Она одаривает меня застенчивой улыбкой.
— Ну, в таком случае, я, пожалуй, возьму сою.
— У Эллиота непереносимость лактозы. — Я роюсь вокруг, перекладывая дерьмо, чтобы вытащить коробку с соевым молоком. — Поэтому, оно у нас всегда есть.
— О! Я не хочу использовать вещи Эллиота.
— Успокойся, все в порядке.
Я не упоминаю, что это я делаю все покупки, или что мои соседи по комнате почти никогда не платят мне за еду, так что технически, это все мое.
— Хорошо, если ты уверен, что он не расстроится, тогда я доверяю тебе.
Я доверяю тебе.
Эти три слова заставили меня застыть с молоком в руках и уставиться на нее, как идиот, взвешивая слова, потому что она сказала, что доверяет мне.
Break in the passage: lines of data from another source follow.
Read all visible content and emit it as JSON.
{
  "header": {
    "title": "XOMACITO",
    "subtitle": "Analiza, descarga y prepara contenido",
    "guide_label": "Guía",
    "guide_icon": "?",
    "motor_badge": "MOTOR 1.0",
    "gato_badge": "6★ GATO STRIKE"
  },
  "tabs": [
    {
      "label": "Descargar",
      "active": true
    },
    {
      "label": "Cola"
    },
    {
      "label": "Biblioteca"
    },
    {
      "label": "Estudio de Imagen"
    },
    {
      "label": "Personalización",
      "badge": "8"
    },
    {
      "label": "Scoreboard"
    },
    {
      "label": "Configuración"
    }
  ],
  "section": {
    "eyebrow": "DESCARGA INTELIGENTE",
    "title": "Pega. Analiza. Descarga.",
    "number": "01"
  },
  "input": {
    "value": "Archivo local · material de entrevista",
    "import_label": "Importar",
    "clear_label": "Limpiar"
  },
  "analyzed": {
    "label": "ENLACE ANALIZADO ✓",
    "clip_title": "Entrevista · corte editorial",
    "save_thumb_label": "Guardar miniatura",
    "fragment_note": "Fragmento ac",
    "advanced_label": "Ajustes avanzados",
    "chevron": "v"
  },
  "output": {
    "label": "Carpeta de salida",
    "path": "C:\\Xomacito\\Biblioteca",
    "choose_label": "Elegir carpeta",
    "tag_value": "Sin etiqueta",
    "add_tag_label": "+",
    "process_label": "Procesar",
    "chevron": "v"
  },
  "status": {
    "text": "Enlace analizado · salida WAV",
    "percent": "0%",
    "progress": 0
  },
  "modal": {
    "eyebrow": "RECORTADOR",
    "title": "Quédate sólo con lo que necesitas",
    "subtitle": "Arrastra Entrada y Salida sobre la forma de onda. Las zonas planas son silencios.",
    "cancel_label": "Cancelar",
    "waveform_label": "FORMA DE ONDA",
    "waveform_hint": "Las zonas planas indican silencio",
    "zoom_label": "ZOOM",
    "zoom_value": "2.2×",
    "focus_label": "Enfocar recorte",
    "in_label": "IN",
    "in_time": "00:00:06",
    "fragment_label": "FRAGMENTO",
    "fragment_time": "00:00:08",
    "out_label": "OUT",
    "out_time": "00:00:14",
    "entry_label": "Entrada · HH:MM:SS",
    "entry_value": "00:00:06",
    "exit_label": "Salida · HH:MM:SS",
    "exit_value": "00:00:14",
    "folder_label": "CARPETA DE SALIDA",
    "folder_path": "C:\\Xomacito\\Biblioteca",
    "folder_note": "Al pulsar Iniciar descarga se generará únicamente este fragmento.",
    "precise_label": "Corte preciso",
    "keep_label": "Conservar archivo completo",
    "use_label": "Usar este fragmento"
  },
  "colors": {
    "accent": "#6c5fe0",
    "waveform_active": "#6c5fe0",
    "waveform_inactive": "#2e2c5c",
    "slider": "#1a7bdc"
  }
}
Очевидно, она не имеет в виду это в более глубоком смысле, это просто чертово соевое молоко, но никто никогда не говорил мне этих слов раньше.
Вайолет меня даже не знает. Сомневаюсь, что я ей вообще нравлюсь, никто меня не любит. Я не слишком приятный и не идиот, я знаю, что обо мне говорят за моей спиной и как девушки смотрят на меня. Они будут трахать меня из-за моего тела и потому, что я борец за Айову, но на этом желание заканчивается.
Мои друзья мирились с моим дерьмом, потому что должны – я владелец дома, в котором они живут, и я в их команде по борьбе. Они застряли со мной, пока мы не выпустимся или меня не вышвырнут из команды из-за моего дерьмового отношения.
Я думаю, хреново быть на их месте.
Распахнутый доверчивый взгляд Вайолет встречается с моим, пока я присматриваюсь к ней, все еще держа молоко. Черные леггинсы облегают стройные бедра. Ее черная футболка с длинными рукавами обтягивает ее маленькую грудь. Я вижу очертания бюстгальтера под тонкой тканью, но продолжаю путешествовать вверх по ее телу. Ее длинная стройная шея украшена красными пятнами.
Ее светлые волосы в диком, сексуальном беспорядке.
Сейчас она не ненавидит меня, я вижу это по ее глазам.
Я доверяю тебе.
Я откручиваю крышку с молока и наливаю полную кружку, бормоча «блядь», когда что-то выливается за края.
Ее смех сладок.
— Хочешь помогу?
— Я разберусь. Ты отдыхай.
Что. Блядь. Я. Говорю.
Машинально я ставлю кружку в микроволновку и дважды нажимаю кнопку таймера. Мы стоим в неловком молчании сто двадцать секунд, отсчет на часах длится целую вечность.
Еще тридцать секунд.
Двадцать.
Восемнадцать.
— Спасибо за горячий шоколад, — говорит Вайолет, когда микроволновка пищит, и я открываю дверь. Вынимаю кружку, ставлю ее на стойку и открываю крышку полосатой банки.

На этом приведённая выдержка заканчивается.